DA sich die Juppé-Regierung in Frankreich die Reduzierung der öffentlichen Ausgaben zum Hauptziel gesetzt hat, was sich bereits durch einschneidende Sparmaßnahmen im Kulturbereich bemerkbar macht, verkündete der Staatspräsident die Abschaffung des Wehrdienstes und statt dessen die Aufstellung einer Berufsarmee. Diese umfassende Reform, die ohne echte demokratische Abstimmung beschlossen wurde, könnte aber durchaus eine Steigerung des Verteidigungsetats nach sich ziehen, selbst wenn die Sollstärke der Armee vermindert wird. Als Beispiel dafür stehen die USA und Großbritannien.

Von JEAN-LOUIS DUFOUR *

Mit seiner Entscheidung, den Wehrdienst abzuschaffen und die Wehrpflichtarmee durch ein Berufsheer zu ersetzen, wollte Jacques Chirac eine weitreichende Reform mit seinem Namen verbinden. Aber im Gegensatz zu dem, was der Präsident beabsichtigt, wird die Professionalisierung der französischen Armee wahrscheinlich nicht ohne eine Steigerung der Personalausgaben zu bewerkstelligen sein, selbst wenn die Mannschaftsstärke beträchtlich sinkt.

Ein Jahrhundert galt für die Franzosen die allgemeine Militärdienstpflicht. Bis zum Jahr 2002 muß Frankreich von nun an eine ausreichende Zahl Freiwilliger finden, um die verschiedensten Stellen einer Armee zu besetzen, die als Zwangsinstitution bekannt ist. Genauer gesagt müssen die drei französischen Waffengattungen einerseits ihr überproportionales Kontingent reduzieren und sich somit von etwa 35000 Offizieren und Unteroffizieren trennen, andererseits jedoch jedes Jahr auf dem Arbeitsmarkt an die 30000 geeignete neue Kandidaten finden.

Ein Erfolg ist nicht garantiert. Sieht man von jenen seltenen Situationen in der Geschichte ab, in denen sich die Nation in Gefahr befindet, so zeigen sich die Franzosen eher zurückhaltend, wenn es darum geht, eine Uniform anzuziehen. Dazu kommt, daß sich der Waffendienst verändert hat. Um die Mannschaften zu vervollständigen, reicht es nicht mehr aus, auf die Schulversager zurückzugreifen. Heute muß der Soldat hochtechnisierte und teure Apparate bedienen können, innerhalb multinationaler Einsätze Frieden aufrechterhalten oder wiederherstellen, sich nahezu in jedem Augenblick auf eine neue Spannungssituation einstellen und ständig unter wechselnden und unvorhersehbaren Rahmenbedingungen handeln.

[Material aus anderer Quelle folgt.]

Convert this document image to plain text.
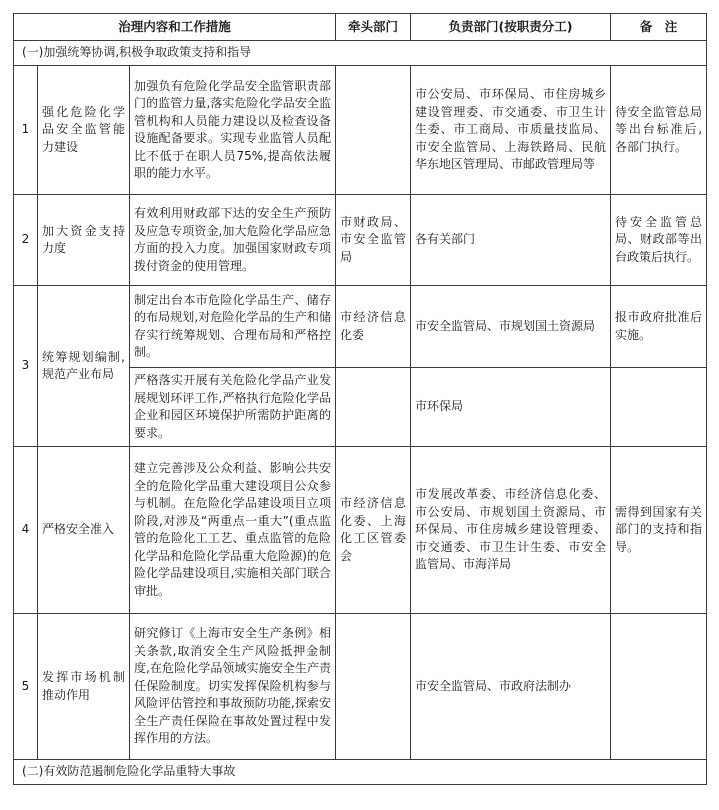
治理内容和工作措施			牵头部门	负责部门(按职责分工)	备　注
(一)加强统筹协调,积极争取政策支持和指导					
1	强化危险化学品安全监管能力建设	加强负有危险化学品安全监管职责部门的监管力量,落实危险化学品安全监管机构和人员能力建设以及检查设备设施配备要求。实现专业监管人员配比不低于在职人员75%,提高依法履职的能力水平。		市公安局、市环保局、市住房城乡建设管理委、市交通委、市卫生计生委、市工商局、市质量技监局、市安全监管局、上海铁路局、民航华东地区管理局、市邮政管理局等	待安全监管总局等出台标准后,各部门执行。

2	加大资金支持力度	有效利用财政部下达的安全生产预防及应急专项资金,加大危险化学品应急方面的投入力度。加强国家财政专项拨付资金的使用管理。	市财政局、市安全监管局	各有关部门	待安全监管总局、财政部等出台政策后执行。

3	统筹规划编制,规范产业布局	制定出台本市危险化学品生产、储存的布局规划,对危险化学品的生产和储存实行统筹规划、合理布局和严格控制。	市经济信息化委	市安全监管局、市规划国土资源局	报市政府批准后实施。

		严格落实开展有关危险化学品产业发展规划环评工作,严格执行危险化学品企业和园区环境保护所需防护距离的要求。		市环保局	

4	严格安全准入	建立完善涉及公众利益、影响公共安全的危险化学品重大建设项目公众参与机制。在危险化学品建设项目立项阶段,对涉及“两重点一重大”(重点监管的危险化工工艺、重点监管的危险化学品和危险化学品重大危险源)的危险化学品建设项目,实施相关部门联合审批。	市经济信息化委、上海化工区管委会	市发展改革委、市经济信息化委、市公安局、市规划国土资源局、市环保局、市住房城乡建设管理委、市交通委、市卫生计生委、市安全监管局、市海洋局	需得到国家有关部门的支持和指导。

5	发挥市场机制推动作用	研究修订《上海市安全生产条例》相关条款,取消安全生产风险抵押金制度,在危险化学品领域实施安全生产责任保险制度。切实发挥保险机构参与风险评估管控和事故预防功能,探索安全生产责任保险在事故处置过程中发挥作用的方法。		市安全监管局、市政府法制办	

(二)有效防范遏制危险化学品重特大事故					
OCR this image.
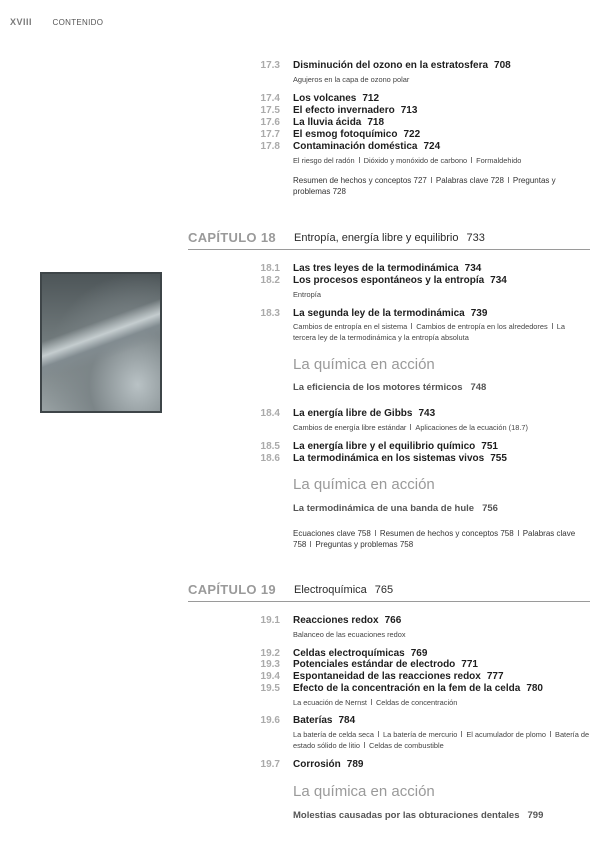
XVIII	CONTENIDO
17.3 Disminución del ozono en la estratosfera 708
Agujeros en la capa de ozono polar
17.4 Los volcanes 712
17.5 El efecto invernadero 713
17.6 La lluvia ácida 718
17.7 El esmog fotoquímico 722
17.8 Contaminación doméstica 724
El riesgo del radón Dióxido y monóxido de carbono Formaldehido
Resumen de hechos y conceptos 727 Palabras clave 728 Preguntas y problemas 728
CAPÍTULO 18 Entropía, energía libre y equilibrio 733
18.1 Las tres leyes de la termodinámica 734
18.2 Los procesos espontáneos y la entropía 734
Entropía
18.3 La segunda ley de la termodinámica 739
Cambios de entropía en el sistema Cambios de entropía en los alrededores La tercera ley de la termodinámica y la entropía absoluta
La química en acción
La eficiencia de los motores térmicos 748
18.4 La energía libre de Gibbs 743
Cambios de energía libre estándar Aplicaciones de la ecuación (18.7)
18.5 La energía libre y el equilibrio químico 751
18.6 La termodinámica en los sistemas vivos 755
La química en acción
La termodinámica de una banda de hule 756
Ecuaciones clave 758 Resumen de hechos y conceptos 758 Palabras clave 758 Preguntas y problemas 758
CAPÍTULO 19 Electroquímica 765
19.1 Reacciones redox 766
Balanceo de las ecuaciones redox
19.2 Celdas electroquímicas 769
19.3 Potenciales estándar de electrodo 771
19.4 Espontaneidad de las reacciones redox 777
19.5 Efecto de la concentración en la fem de la celda 780
La ecuación de Nernst Celdas de concentración
19.6 Baterías 784
La batería de celda seca La batería de mercurio El acumulador de plomo Batería de estado sólido de litio Celdas de combustible
19.7 Corrosión 789
La química en acción
Molestias causadas por las obturaciones dentales 799
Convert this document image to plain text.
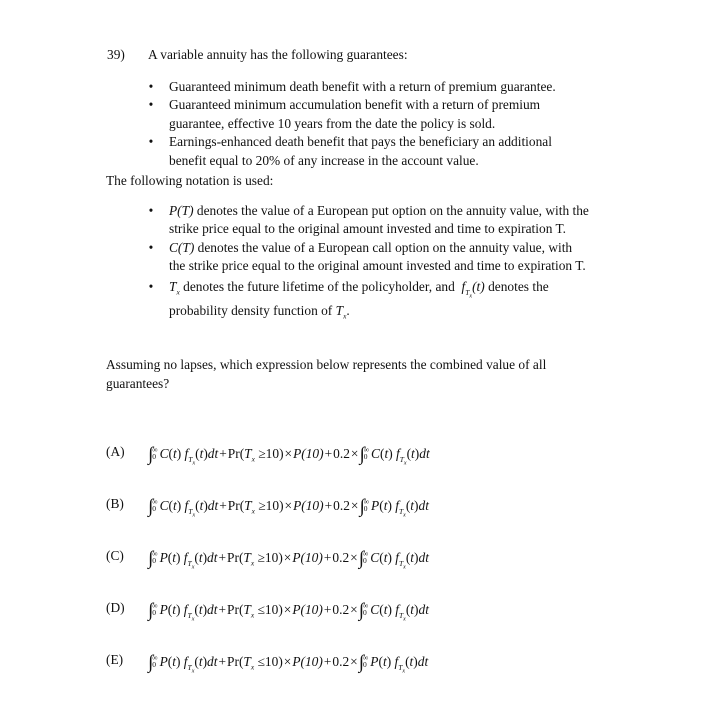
39) A variable annuity has the following guarantees:
• Guaranteed minimum death benefit with a return of premium guarantee.
• Guaranteed minimum accumulation benefit with a return of premium
guarantee, effective 10 years from the date the policy is sold.
• Earnings-enhanced death benefit that pays the beneficiary an additional
benefit equal to 20% of any increase in the account value.
The following notation is used:
• P(T) denotes the value of a European put option on the annuity value, with the
strike price equal to the original amount invested and time to expiration T.
• C(T) denotes the value of a European call option on the annuity value, with
the strike price equal to the original amount invested and time to expiration T.
• $T_x$ denotes the future lifetime of the policyholder, and $f_{T_x}(t)$ denotes the
probability density function of $T_x$.
Assuming no lapses, which expression below represents the combined value of all
guarantees?
(A) ∫ ∞
0 C(t) $f_{T_x}(t)dt+Pr(T_x \ge 10)\times P(10)+0.2\times\int$ ∞
0 C(t) $f_{T_x}(t)dt$
(B) ∫ ∞
0 C(t) $f_{T_x}(t)dt+Pr(T_x \ge 10)\times P(10)+0.2\times\int$ ∞
0 P(t) $f_{T_x}(t)dt$
(C) ∫ ∞
0 P(t) $f_{T_x}(t)dt+Pr(T_x \ge 10)\times P(10)+0.2\times\int$ ∞
0 C(t) $f_{T_x}(t)dt$
(D) ∫ ∞
0 P(t) $f_{T_x}(t)dt+Pr(T_x \le 10)\times P(10)+0.2\times\int$ ∞
0 C(t) $f_{T_x}(t)dt$
(E) ∫ ∞
0 P(t) $f_{T_x}(t)dt+Pr(T_x \le 10)\times P(10)+0.2\times\int$ ∞
0 P(t) $f_{T_x}(t)dt$
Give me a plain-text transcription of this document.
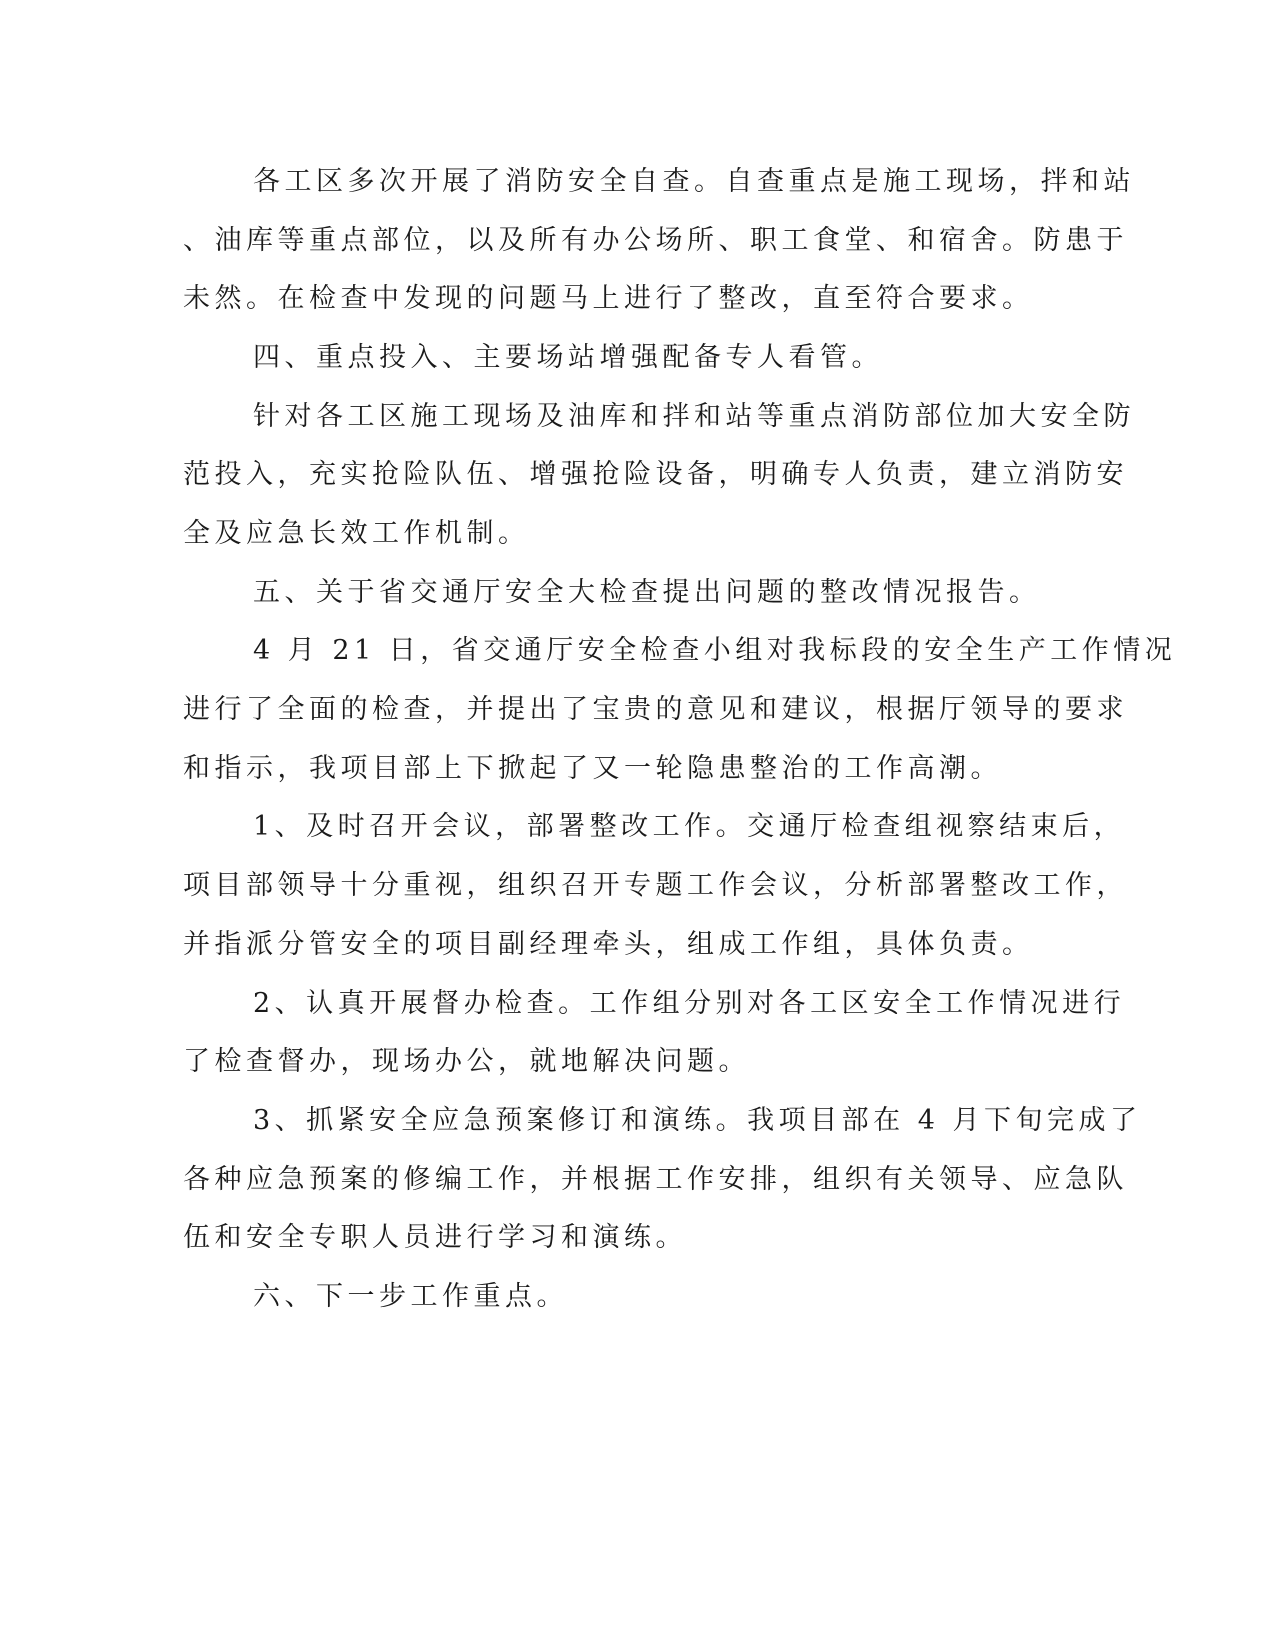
各工区多次开展了消防安全自查。自查重点是施工现场，拌和站
、油库等重点部位，以及所有办公场所、职工食堂、和宿舍。防患于
未然。在检查中发现的问题马上进行了整改，直至符合要求。
四、重点投入、主要场站增强配备专人看管。
针对各工区施工现场及油库和拌和站等重点消防部位加大安全防
范投入，充实抢险队伍、增强抢险设备，明确专人负责，建立消防安
全及应急长效工作机制。
五、关于省交通厅安全大检查提出问题的整改情况报告。
4 月 21 日，省交通厅安全检查小组对我标段的安全生产工作情况
进行了全面的检查，并提出了宝贵的意见和建议，根据厅领导的要求
和指示，我项目部上下掀起了又一轮隐患整治的工作高潮。
1、及时召开会议，部署整改工作。交通厅检查组视察结束后，
项目部领导十分重视，组织召开专题工作会议，分析部署整改工作，
并指派分管安全的项目副经理牵头，组成工作组，具体负责。
2、认真开展督办检查。工作组分别对各工区安全工作情况进行
了检查督办，现场办公，就地解决问题。
3、抓紧安全应急预案修订和演练。我项目部在 4 月下旬完成了
各种应急预案的修编工作，并根据工作安排，组织有关领导、应急队
伍和安全专职人员进行学习和演练。
六、下一步工作重点。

Für eine Armee wird es zur unabdingbaren Voraussetzung, gute Leute für ein Berufsleben zu rekrutieren, das zudem recht kurz sein wird. Die Erfahrungen anderer Nationen erlauben, eventuelle Probleme vorauszusehen, Irrtümer zu vermeiden und sich auf gewisse Enttäuschungen gefaßt zu machen, selbst wenn man den Fall der Vereinigten Staaten oder Großbritanniens – das eine fast ein Kontinent, das andere eine Insel – nicht direkt mit der Lage Frankreichs vergleichen kann, das in seiner Randlage auf dem europäischen Kontinent isoliert ist.

Für die Briten stellt die Wehrpflicht einen historischen Ausnahmefall dar, der durch die Weltkriege heraufbeschworen wurde. Kaum waren diese beendet, kehrte England zu seiner jahrhundertealten Tradition des Berufssoldaten zurück, der sich während eines großen Teils seines Lebens seinem Regiment, seinem Schiff, seiner Basis zugehörig fühlt. Ganz anders ist die Situation in den Vereinigten Staaten. Das stehende Heer hat dort keine Tradition. Die zweite Ergänzung der amerikanischen Verfassung sieht das „Recht, eine Waffe zu besitzen und zu tragen“, für einen aus Staatsbürgern zusammengesetzten „Verband“ vor. Die Wehrpflicht war lange Zeit nicht nur akzeptiert, sondern wurde als unabdingbare Sprosse auf der Karriereleiter einer vollständigen beruflichen Laufbahn gefordert; sie öffnete einem Bewerber erst den Zugang zu einem vom Staat finanzierten Hochschulstudium.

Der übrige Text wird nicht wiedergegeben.